Country of Origin: USA
Bill is probably the most unlikely person to be working with children and youth. He was raised in a Methodist Children’s home with 350 other boys and girls in North Carolina, USA. This was during the 1960s at the height of the civil rights era in the American South. Sadly, he wrongly perceived that the adults at the Home were hypocrites and not concerned for his well-being. As a university student, he rejected the Christian gospel as an answer for life’s important questions. In University, he spent his time studying counter-culture politics and physical chemistry, a bad combination for a anarchist. However, his life changed drastically in 1981 when he had a existential encounter with Jesus Christ.

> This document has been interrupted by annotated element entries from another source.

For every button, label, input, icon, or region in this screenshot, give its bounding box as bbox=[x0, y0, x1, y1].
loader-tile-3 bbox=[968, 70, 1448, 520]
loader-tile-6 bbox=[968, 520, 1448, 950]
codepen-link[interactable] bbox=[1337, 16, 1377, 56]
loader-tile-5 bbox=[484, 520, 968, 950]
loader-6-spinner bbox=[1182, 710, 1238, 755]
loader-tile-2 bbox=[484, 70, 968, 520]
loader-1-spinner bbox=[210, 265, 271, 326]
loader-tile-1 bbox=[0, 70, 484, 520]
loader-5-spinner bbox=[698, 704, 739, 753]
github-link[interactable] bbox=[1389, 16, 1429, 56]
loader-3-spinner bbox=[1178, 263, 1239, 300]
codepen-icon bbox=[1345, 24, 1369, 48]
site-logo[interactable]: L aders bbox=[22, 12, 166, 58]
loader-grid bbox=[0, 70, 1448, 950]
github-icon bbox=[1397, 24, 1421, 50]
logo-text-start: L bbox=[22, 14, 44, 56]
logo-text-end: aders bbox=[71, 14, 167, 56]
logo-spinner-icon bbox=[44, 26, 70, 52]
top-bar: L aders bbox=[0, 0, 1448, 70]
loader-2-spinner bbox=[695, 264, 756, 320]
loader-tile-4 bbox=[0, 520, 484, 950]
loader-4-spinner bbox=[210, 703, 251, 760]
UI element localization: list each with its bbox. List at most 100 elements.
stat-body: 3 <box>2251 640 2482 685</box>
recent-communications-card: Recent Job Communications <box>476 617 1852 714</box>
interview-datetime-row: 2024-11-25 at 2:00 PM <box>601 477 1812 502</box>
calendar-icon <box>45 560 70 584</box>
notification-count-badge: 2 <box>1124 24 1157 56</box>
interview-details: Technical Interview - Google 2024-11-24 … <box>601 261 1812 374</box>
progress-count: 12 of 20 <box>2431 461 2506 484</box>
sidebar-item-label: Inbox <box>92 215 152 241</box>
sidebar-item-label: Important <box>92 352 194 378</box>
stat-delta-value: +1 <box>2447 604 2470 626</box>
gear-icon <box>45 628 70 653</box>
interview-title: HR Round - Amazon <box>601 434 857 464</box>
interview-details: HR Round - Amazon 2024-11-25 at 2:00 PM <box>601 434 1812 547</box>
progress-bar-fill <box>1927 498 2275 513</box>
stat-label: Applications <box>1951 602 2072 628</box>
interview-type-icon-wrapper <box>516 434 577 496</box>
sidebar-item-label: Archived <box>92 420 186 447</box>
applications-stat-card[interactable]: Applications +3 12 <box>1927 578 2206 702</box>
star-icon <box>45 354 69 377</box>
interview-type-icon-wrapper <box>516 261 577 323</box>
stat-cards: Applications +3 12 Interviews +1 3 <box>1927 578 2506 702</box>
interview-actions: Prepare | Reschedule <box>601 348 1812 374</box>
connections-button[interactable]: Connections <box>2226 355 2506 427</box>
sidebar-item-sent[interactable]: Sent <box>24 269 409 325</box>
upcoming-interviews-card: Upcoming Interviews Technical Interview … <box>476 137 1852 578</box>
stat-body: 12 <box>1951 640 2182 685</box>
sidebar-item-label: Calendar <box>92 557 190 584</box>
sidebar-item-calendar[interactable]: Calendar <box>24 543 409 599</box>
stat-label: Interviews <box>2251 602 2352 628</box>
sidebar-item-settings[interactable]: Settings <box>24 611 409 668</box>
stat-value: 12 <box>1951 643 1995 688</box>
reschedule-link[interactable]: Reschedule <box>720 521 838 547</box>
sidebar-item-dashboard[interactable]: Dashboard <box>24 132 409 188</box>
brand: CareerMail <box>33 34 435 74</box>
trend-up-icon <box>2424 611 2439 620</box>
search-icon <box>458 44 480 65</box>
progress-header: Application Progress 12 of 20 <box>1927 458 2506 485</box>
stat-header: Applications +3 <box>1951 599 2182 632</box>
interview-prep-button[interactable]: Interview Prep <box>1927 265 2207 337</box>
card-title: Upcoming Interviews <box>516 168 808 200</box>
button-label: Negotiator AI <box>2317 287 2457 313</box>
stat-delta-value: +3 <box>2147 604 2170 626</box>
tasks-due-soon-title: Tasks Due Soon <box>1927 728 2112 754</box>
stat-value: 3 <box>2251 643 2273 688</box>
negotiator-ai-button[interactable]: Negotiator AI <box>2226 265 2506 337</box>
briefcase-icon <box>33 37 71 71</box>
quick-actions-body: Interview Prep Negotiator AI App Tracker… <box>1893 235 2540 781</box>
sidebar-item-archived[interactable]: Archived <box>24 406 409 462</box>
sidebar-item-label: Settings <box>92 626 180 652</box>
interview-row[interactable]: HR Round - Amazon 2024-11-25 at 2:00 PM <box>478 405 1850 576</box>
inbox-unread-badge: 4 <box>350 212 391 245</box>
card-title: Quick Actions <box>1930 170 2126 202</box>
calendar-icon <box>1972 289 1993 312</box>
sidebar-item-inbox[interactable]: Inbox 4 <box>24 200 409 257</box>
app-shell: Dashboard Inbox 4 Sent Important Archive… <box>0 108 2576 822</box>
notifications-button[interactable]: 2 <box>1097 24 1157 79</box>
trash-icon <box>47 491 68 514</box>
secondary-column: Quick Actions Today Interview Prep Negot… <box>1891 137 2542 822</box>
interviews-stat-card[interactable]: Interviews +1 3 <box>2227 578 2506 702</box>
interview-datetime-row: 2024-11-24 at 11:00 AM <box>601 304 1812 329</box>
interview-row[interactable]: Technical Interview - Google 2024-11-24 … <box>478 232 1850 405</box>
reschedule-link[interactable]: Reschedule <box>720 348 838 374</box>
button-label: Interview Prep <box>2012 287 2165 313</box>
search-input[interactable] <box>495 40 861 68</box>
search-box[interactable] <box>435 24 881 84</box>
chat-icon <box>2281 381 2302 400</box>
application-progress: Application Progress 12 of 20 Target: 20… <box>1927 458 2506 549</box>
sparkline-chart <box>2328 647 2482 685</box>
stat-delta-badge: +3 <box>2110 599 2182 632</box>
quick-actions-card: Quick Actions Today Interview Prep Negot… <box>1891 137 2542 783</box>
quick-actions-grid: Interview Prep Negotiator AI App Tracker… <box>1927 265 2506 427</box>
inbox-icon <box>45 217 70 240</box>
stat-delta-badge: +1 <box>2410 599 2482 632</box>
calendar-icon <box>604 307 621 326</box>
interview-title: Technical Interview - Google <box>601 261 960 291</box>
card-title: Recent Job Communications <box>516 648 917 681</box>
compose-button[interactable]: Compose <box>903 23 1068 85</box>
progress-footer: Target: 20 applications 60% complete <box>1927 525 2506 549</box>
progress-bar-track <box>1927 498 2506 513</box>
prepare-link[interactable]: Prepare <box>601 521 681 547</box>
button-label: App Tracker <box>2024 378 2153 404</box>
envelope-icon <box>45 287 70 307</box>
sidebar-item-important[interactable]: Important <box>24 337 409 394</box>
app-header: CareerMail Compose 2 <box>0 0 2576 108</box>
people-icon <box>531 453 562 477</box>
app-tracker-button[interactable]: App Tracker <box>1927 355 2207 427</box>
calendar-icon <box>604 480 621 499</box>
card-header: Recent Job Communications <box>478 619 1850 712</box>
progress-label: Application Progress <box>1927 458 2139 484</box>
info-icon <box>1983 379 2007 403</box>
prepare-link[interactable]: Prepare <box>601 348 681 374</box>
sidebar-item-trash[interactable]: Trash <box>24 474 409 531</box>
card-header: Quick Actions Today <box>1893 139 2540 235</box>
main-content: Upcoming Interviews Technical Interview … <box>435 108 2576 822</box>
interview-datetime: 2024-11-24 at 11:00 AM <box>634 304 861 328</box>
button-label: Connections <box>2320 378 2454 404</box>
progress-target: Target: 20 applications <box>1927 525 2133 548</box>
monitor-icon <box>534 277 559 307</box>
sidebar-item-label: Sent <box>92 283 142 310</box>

After that experience, Bill and his wife Ky began serving children and youth who were at-risk from abandonment, exploitation, poverty and neglect. This has led them to live and work for the past 28 years in Los Angeles, Thailand, Cambodia, India, Nepal, and Eastern Europe. They are global nomads (i.e. missionaries) with the Assemblies of God. In addition to Bill’s work as a practitioner and activist for children, he completed an MA in International Development and a PhD through the Oxford Centre for Mission Studies. His doctoral research was a 5-year field-based investigation of faith-based organizations and local evangelical churches in Romania responding to the crisis for children after the fall of Communism. Bill has been married to Ky for 29 years and has a wonderful son, Daniel. Children and youth have been an important ‘theological pointer’ in their lives and they are honored to work with the Child Theology Movement.
Keith J. White
Country of Origin: UK
He is the husband of Ruth and they have four children, and five grandchildren. They live at Mill Grove in East London, a Christian household and community for children and families needing love and care. Keith is a minister, preaches week by week in a range of different churches, a tutor at Spurgeon’s college UK and lecture and teach in seminaries around the world. Among the books that he has written or edited are The Bible (Narrative and Illustrated), In His Image, Masterpieces of the Bible, A Place for Us, The Growth of Love, and In the Meantime. In his life and theological reflection Keith draws from a number of disciplines including: Literature, Theology, Sociology, Child Development, Theology, Social Work, and Community Development. His PhD was on Pandita Ramabai, a female Indian theologian. His interests include mountaineering, sailing, music and chess.
Country of Origin: UK
Haddon Willmer retired from the University of Leeds in 1998, where he taught theology for 32 years, with special interests in forgiveness and politics, Barth and Bonhoeffer and the future of Christian faith at the mercy of today’s church and world. Since retiring he has had a great time as a research tutor at the Oxford Centre for Mission Studies, accompanying at least 13 interesting students on their way to PhDs. He has been a trustee of the Child Theology Movement from its inception and of Pace, Parents against Child Sexual Exploitation, since it was founded in 1996. He is married to Hilary, a partner beyond price and a creative Christian social activist in Leeds. They have three children and eight grandchildren.